9/20/13

I AM AWESOME (AND PRESTIGIOUS) + so are YOU

At the beginning of this month I had a very relaxed interview with a professor I admire greatly. She was looking for 2-3 research assistants for her current project, and I was one of the ten students asked to apply. 

Let me just say: this is something I have dismissed ever happening since my first semester of college! I'd go on the school website and see various headlines about research assistant experiences, and before every semester there are emails sent out about how great research assistant positions look when you graduate and looking for a "real-life" job.  

This was something I daydreamed about but never wasted too much time on, because it definitely wasn't going to happen. 

So, when I got the email asking if I was interested (at 10:00 at night late August), I freaked out. Just a little... (I ran through the house telling everyone, ran back into my room, sat on the bed and basically cried, jumped back out of bed and ran around the house to talk about it again to everyone, and then laid awake for another two hours with adrenaline shooting through me.) 
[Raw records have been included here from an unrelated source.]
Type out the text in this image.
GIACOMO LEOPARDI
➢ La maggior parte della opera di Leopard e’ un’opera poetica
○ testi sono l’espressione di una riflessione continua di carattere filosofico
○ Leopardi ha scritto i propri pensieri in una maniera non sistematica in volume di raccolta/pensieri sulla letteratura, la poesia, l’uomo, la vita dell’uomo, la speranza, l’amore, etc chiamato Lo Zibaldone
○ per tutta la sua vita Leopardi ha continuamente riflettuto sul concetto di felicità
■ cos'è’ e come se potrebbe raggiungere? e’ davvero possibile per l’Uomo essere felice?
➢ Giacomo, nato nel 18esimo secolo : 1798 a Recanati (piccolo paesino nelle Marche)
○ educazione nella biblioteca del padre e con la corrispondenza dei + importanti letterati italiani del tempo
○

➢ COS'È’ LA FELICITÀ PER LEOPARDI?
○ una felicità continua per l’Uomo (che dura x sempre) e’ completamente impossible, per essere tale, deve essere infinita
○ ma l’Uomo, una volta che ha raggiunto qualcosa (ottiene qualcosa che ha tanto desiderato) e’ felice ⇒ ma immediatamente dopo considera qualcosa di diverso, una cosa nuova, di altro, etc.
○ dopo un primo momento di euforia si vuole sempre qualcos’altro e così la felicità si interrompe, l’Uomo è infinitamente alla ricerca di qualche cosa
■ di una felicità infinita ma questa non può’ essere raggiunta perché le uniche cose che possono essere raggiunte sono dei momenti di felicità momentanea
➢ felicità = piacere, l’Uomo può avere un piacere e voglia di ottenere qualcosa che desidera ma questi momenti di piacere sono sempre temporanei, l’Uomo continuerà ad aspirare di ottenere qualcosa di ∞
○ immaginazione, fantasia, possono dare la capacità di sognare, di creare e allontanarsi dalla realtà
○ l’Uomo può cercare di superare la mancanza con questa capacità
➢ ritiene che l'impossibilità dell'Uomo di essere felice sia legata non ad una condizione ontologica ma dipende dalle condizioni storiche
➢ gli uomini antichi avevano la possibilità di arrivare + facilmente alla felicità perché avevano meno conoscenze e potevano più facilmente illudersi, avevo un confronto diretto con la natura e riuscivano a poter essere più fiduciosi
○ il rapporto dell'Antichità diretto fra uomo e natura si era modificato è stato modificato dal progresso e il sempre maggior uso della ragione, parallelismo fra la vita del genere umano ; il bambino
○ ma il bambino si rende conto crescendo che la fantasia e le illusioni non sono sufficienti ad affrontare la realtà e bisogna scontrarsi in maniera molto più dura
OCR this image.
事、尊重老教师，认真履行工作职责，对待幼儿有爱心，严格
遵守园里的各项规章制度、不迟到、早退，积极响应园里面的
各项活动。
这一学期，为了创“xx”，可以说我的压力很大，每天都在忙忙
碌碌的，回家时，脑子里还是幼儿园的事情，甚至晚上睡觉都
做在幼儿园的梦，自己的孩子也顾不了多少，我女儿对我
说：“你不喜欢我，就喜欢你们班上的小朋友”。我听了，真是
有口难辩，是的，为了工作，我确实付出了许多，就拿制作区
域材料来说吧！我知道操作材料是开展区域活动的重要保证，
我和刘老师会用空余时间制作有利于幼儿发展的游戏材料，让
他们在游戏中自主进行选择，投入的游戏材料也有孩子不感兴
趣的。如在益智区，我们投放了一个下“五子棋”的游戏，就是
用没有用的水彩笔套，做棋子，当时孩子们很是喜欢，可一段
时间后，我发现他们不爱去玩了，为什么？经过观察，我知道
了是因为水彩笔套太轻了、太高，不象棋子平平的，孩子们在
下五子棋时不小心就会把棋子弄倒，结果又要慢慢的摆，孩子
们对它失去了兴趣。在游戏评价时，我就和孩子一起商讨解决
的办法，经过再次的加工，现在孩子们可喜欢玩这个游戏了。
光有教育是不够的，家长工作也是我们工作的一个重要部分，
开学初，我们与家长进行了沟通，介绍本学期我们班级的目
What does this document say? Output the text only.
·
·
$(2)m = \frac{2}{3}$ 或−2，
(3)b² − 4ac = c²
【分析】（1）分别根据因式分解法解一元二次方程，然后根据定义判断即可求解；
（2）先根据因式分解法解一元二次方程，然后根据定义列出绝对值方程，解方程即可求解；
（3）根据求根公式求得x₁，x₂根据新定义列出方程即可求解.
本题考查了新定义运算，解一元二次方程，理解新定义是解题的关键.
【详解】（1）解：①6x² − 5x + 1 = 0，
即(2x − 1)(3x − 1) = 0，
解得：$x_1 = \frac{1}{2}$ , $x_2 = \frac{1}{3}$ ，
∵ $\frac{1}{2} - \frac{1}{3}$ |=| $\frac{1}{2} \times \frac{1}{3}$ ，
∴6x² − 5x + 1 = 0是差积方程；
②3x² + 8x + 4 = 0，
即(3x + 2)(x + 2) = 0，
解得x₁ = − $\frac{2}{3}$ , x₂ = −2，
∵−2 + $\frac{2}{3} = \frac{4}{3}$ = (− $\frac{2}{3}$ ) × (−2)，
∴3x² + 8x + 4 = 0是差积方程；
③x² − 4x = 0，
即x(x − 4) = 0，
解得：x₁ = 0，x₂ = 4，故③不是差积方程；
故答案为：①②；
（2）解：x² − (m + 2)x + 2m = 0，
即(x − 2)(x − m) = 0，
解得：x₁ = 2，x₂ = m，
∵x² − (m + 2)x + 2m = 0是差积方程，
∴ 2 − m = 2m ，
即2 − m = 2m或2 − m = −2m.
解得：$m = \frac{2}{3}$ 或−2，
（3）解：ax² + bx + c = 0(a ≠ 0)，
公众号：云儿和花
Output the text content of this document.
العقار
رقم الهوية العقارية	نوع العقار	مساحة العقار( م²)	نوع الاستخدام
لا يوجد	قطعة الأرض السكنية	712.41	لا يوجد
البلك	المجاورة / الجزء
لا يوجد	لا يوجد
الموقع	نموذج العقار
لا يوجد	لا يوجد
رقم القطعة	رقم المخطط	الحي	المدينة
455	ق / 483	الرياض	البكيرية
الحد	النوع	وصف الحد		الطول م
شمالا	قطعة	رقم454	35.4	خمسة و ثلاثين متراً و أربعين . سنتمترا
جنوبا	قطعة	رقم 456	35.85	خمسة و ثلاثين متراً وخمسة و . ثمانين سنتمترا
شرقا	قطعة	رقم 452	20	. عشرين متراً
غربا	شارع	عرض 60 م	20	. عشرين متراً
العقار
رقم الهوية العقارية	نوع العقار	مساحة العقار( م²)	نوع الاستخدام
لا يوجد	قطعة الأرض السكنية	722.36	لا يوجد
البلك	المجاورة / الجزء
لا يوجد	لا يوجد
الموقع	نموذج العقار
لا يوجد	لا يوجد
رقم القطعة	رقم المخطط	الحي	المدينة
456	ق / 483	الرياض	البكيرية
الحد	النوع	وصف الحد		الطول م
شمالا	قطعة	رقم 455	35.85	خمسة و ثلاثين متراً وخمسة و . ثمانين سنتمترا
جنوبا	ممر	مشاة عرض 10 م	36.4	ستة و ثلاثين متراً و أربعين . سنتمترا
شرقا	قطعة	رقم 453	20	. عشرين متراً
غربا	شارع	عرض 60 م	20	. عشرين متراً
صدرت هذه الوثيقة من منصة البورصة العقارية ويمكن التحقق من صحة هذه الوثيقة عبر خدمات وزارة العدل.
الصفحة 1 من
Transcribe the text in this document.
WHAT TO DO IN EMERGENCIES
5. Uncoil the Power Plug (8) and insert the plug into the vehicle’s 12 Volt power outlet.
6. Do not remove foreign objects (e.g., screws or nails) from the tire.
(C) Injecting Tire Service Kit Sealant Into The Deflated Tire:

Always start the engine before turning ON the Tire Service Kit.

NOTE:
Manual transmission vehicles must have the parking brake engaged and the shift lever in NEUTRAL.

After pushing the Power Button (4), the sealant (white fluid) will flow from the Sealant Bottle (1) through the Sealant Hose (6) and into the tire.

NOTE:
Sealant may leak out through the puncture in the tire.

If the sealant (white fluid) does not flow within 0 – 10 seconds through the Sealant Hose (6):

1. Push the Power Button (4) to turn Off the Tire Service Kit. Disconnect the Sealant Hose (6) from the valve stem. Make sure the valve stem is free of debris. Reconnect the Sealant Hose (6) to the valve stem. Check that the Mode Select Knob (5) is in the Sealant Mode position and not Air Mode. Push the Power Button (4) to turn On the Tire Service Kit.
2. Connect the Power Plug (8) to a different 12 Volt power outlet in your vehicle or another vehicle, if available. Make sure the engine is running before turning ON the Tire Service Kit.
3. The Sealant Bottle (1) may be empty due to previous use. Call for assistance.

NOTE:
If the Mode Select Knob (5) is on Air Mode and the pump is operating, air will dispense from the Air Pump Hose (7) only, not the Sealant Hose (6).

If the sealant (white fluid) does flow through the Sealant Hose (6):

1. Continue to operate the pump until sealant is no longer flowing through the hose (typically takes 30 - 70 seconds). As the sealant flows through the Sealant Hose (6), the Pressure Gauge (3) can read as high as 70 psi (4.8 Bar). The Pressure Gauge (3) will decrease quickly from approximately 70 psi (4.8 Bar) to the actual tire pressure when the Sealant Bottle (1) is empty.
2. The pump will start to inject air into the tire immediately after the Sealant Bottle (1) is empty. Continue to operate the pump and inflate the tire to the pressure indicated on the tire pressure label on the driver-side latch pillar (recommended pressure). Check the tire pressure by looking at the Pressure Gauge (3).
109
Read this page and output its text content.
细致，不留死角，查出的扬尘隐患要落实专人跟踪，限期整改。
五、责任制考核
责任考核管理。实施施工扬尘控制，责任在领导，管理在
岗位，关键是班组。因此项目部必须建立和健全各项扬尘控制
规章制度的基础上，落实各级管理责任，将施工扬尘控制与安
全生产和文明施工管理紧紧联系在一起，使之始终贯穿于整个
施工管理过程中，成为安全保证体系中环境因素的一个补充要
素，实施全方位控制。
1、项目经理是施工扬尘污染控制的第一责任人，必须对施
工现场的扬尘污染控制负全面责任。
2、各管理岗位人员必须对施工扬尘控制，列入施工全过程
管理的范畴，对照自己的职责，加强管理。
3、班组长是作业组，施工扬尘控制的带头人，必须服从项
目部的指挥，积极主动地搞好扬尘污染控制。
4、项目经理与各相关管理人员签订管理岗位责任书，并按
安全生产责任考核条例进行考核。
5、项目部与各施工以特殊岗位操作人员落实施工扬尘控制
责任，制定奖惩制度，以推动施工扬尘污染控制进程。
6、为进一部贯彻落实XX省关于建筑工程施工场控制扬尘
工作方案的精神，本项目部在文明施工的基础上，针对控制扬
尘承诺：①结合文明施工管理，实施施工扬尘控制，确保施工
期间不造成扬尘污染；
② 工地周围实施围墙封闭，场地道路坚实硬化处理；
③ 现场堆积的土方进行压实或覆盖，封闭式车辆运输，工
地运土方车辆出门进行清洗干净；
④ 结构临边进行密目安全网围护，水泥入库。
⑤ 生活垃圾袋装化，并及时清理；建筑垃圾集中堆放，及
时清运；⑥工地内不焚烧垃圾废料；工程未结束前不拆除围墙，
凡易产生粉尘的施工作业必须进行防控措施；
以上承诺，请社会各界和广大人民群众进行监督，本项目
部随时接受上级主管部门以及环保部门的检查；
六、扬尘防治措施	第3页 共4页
Describing myself as "excited" does not hit anywhere near the level of emotion I was feeling.

What else did I do? 

Talked nonstop about, "What if I don't get it?" 
Plus had three dreams about being told I didn't get the job... 

I was so ready to just accept the mindset of, "Well, at least I got asked," and ready myself for disappointment. Why? Because I wasn't experienced enough, she didn't know me enough, these just aren't the things that happen to me, this reason, that reason-- 

Any reason I could come up with for me not being worthy enough to get this job was imagined and accepted. 

It was a two week battle of constantly replacing those thoughts with reasons why I WAS worth the position! I had to be at the ready with positive, confidence-building thoughts to dis-empower the self-hate talk that had been waiting to launch its assault.

And you know what? The self-hate was wrong (as usual), and I got the position. 

A goal I never let formulate because it seemed too out of reach--too good--for a student like me has been achieved. 

An opportunity I assumed only available to students that had reached a level of awesome and prestige was given to me, and now I own the "awesome and prestige" I thought I never encapsulated. 

But what if I hadn't gotten the job? What if I was turned down for good reasons and sent back to stay at the art gallery? Would I be not worthy of that job? Not good enough for it? Would I not be an awesome and "prestigious" student? 

No. 

And I wish I could have seen that before holding the title of "research assistant."

I wish the understanding for how wrong my self-destructing thoughts always (!!!) are was constantly at the forefront of my mind.

It's so easy, now that I have the job, to wave a hand and exclaim, "Well, of course I would still be amazing and intelligent and all of the things, because the job doesn't make me that! It's just a cool opportunity!" 

And it is a SUPER cool opportunity, but had I not gotten the job it would have taken me a little longer to claim myself as "awesome and prestigious." And I still wouldn't describe myself or my college career as "prestigious." (I really hate that word.)  

Because I have been taught to downgrade myself, and so have you. 

You and I haven't been shown how to look at ourselves as worthy of everything we want. 

And I might recognize these perverted facts, but it doesn't mean it makes it easier to feel the worth I own. 

I must be active in seeking out that knowledge.
The knowledge of my whole and absolute worth. 

I must be critical of what words I describe myself with. 
The words I speak to others. 

I must remember such words in the times that I am turned down; the times I don't get the position. 

And I must remember that I can totally achieve what I think I never will, because I just did it. 



I want you to remember this, too.
Because I wholeheartedly believe in you.

What dreams are you ignoring? What are the goals you secretly have?